There are places where I think I’ve gotten this right. I have a rule about never asking my employees, mentees, or anyone I am directly responsible for to do emotional work for me.
As much as I share personal stories, my personal life is often strictly off limits. If there’s not a lesson to be learned, a point to be illustrated, a way to be of service with that moment of vulnerability, it’s probably not getting shared.
A quick way to check for this is by reflecting on a question from Brené Brown:
“Am I resentful because I’m not setting or holding a boundary?”
If the answer is yes, ask yourself what an appropriate boundary would be. What would allow for you to keep a sense of a separate self, as opposed to being enmeshed with the other person?
For leaders, I tend to see one particular impulse trip them up when it comes to boundaries: the desire to save.

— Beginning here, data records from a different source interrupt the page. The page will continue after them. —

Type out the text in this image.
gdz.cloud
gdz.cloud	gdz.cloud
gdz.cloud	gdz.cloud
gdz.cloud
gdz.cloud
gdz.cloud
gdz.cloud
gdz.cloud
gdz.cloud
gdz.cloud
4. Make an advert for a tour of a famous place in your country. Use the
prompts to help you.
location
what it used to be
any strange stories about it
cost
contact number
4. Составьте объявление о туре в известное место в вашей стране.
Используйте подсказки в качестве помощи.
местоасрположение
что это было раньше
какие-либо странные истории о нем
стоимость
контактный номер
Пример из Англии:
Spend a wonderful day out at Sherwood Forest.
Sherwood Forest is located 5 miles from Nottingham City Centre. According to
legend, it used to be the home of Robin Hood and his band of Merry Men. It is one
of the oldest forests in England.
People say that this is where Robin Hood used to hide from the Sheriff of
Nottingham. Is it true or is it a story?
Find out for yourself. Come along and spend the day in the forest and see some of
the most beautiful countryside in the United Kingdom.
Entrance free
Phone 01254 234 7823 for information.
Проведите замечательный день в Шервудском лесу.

Remember, it’s very hard to do the work of leadership without caring about people, and when we care about them, we want to protect them, support them, unlock their genius, and more. As times get tough and boundaries get blurred, we want to save our team members from the mistakes we’ve made or the feelings we’ve had.
This can result in projection and transference that doesn’t actually account for the real experiences of the people we’re trying to save!
Even if it doesn’t, it’s actually not our responsibility to save them.
The truth is, we can’t change the people we lead, not directly. We can only help them change themselves.
And sometimes… they won’t do it.
Logically, we all know this will happen, but emotionally, we resist. For some of us, that might mean striving and striving until we feel taken apart, eaten up.
But if we remember to set boundaries, we all end up happier and more well-adjusted. Those who work for us (or who we work for) don’t feel like we’re searching for something in them, and we don’t feel like we’ve given up more than we have.
Parting Words
I don’t pretend to have all the answers on vulnerability. Especially when it comes to boundaries, I am learning every day which ones I need to instill and which ones aren’t necessary.
I’m theatrical and performative, and my job actually requires theater and performance. I’ve always been taught to leave it all up on stage. I push to the absolute extremes of vulnerability because I want my gold star, as well as to be persuasive, engaging, and yes, connected.
Here’s what I’m trying now, with all of this in mind.
I pay attention to when the vulnerability hurts more than it helps, whether it’s me or others, and I change my story. I ask who I am leading and what they need in order to get to our vision, and I determine how much of me will get them there.
And sometimes — perhaps too much of the time — I leave everything on stage because it’s the right thing to do, and try to give myself the space to recover afterward.